Finally, the company says that mechanical royalties totaled C$12 million ($9 million) last year.
As part of its results, the company acknowledged that its move to diversify beyond performance rights collections begun in 2016 has not worked out to its satisfactions. So it says it’s taking steps to rectify that situation.
As part of that move, SOCAN said it registered a C$41.7 million ($31 million) impairment charge to its Dataclef subsidiary. But that charge have not impacted distribution, the organization said.
Dataclef includes its acquisitions of Audiam, which tracks songwriter royalties at YouTube and other digital services for songwriters; Musicnet; and the Canadian mechanical licensing organization SODRAC.
“At the time of our investment in these operations, we were exploring new ways to support our members by creating other revenue streams and leveraging new technologies,” SOCAN interim CEO Jennifer Brown said in a statement. “Business plans didn’t come to fruition in the way we anticipated. Through the evaluation process, it became clear that we should divest ourselves of Dataclef assets.
Besides the sale of Dataclef assets, the SOCAN plan will result in a significant reduction in the organization’s overhead, the company report said.
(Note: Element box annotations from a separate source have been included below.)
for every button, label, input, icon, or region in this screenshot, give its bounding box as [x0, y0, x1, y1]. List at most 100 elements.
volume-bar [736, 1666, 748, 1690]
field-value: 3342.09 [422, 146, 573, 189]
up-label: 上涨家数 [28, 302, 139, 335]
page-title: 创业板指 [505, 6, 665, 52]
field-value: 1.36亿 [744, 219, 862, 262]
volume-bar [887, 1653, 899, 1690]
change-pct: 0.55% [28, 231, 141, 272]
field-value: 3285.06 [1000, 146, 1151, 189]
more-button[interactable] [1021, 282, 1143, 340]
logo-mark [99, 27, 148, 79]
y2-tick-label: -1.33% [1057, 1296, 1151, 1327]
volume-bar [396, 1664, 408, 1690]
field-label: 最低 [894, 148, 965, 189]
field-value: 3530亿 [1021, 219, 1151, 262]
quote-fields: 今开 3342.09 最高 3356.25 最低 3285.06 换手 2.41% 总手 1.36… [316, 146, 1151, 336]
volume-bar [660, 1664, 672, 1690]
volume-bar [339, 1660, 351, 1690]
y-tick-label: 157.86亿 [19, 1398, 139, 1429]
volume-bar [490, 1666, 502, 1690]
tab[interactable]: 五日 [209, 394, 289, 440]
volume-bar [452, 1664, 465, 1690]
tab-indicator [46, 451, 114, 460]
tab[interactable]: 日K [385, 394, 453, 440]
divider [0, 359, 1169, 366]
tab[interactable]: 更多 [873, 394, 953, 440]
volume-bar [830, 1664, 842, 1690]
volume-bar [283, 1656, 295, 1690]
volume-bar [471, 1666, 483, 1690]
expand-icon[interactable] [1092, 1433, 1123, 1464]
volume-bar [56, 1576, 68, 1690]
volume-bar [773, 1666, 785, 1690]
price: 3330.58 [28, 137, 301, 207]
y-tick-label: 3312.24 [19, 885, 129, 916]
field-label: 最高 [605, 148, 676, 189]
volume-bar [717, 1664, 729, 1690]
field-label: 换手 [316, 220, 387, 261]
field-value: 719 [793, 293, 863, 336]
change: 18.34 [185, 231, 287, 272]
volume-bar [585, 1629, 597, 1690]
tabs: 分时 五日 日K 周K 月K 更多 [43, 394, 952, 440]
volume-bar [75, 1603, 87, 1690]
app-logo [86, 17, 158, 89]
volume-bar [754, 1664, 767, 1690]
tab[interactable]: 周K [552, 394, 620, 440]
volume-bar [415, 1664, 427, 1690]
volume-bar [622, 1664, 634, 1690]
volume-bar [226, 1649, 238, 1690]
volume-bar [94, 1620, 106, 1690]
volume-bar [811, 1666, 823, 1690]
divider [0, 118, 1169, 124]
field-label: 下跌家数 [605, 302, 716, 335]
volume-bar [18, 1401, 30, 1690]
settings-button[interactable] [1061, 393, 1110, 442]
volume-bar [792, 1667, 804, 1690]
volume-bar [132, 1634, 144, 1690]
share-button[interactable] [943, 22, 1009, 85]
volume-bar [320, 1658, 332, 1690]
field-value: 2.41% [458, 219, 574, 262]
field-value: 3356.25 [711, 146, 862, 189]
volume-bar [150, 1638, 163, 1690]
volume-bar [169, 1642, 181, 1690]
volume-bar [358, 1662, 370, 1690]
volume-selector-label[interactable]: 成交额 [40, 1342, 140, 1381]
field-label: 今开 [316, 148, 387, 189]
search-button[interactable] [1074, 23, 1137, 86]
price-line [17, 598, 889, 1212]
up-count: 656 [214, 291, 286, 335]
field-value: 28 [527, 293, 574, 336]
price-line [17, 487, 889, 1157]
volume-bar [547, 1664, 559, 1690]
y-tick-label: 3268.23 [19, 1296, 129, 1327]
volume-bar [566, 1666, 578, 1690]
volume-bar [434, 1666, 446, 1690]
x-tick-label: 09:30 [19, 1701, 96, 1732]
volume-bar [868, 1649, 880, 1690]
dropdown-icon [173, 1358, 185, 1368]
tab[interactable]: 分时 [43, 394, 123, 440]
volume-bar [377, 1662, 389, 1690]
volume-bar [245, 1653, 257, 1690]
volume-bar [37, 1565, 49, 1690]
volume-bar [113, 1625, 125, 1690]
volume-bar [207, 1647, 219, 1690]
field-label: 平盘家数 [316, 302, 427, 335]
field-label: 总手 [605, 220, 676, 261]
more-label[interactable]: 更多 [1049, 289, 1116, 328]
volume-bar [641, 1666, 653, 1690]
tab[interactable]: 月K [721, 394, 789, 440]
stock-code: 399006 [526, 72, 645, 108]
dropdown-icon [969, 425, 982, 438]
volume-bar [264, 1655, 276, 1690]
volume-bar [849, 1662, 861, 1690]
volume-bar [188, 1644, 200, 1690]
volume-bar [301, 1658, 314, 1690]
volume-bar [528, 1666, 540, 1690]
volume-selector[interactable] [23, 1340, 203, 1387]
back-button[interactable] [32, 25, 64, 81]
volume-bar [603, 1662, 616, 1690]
Meanwhile, Brown added, “We are, however, encouraged by significant success with our new technology system and our improved matching and processing capabilities.”
According to the organization financial result announcement, going forward SOCAN’s management and board of directors are focusing on core work for member; and will stick to investments that will allow its team to focus on its core purpose of helping music creators and publishers thrive; and expanding domestic licensing of music.
A more detailed report on the organization’s financial is expected on Nov. 10, the day of SOCAN’s annual general meeting, which this year will be held online.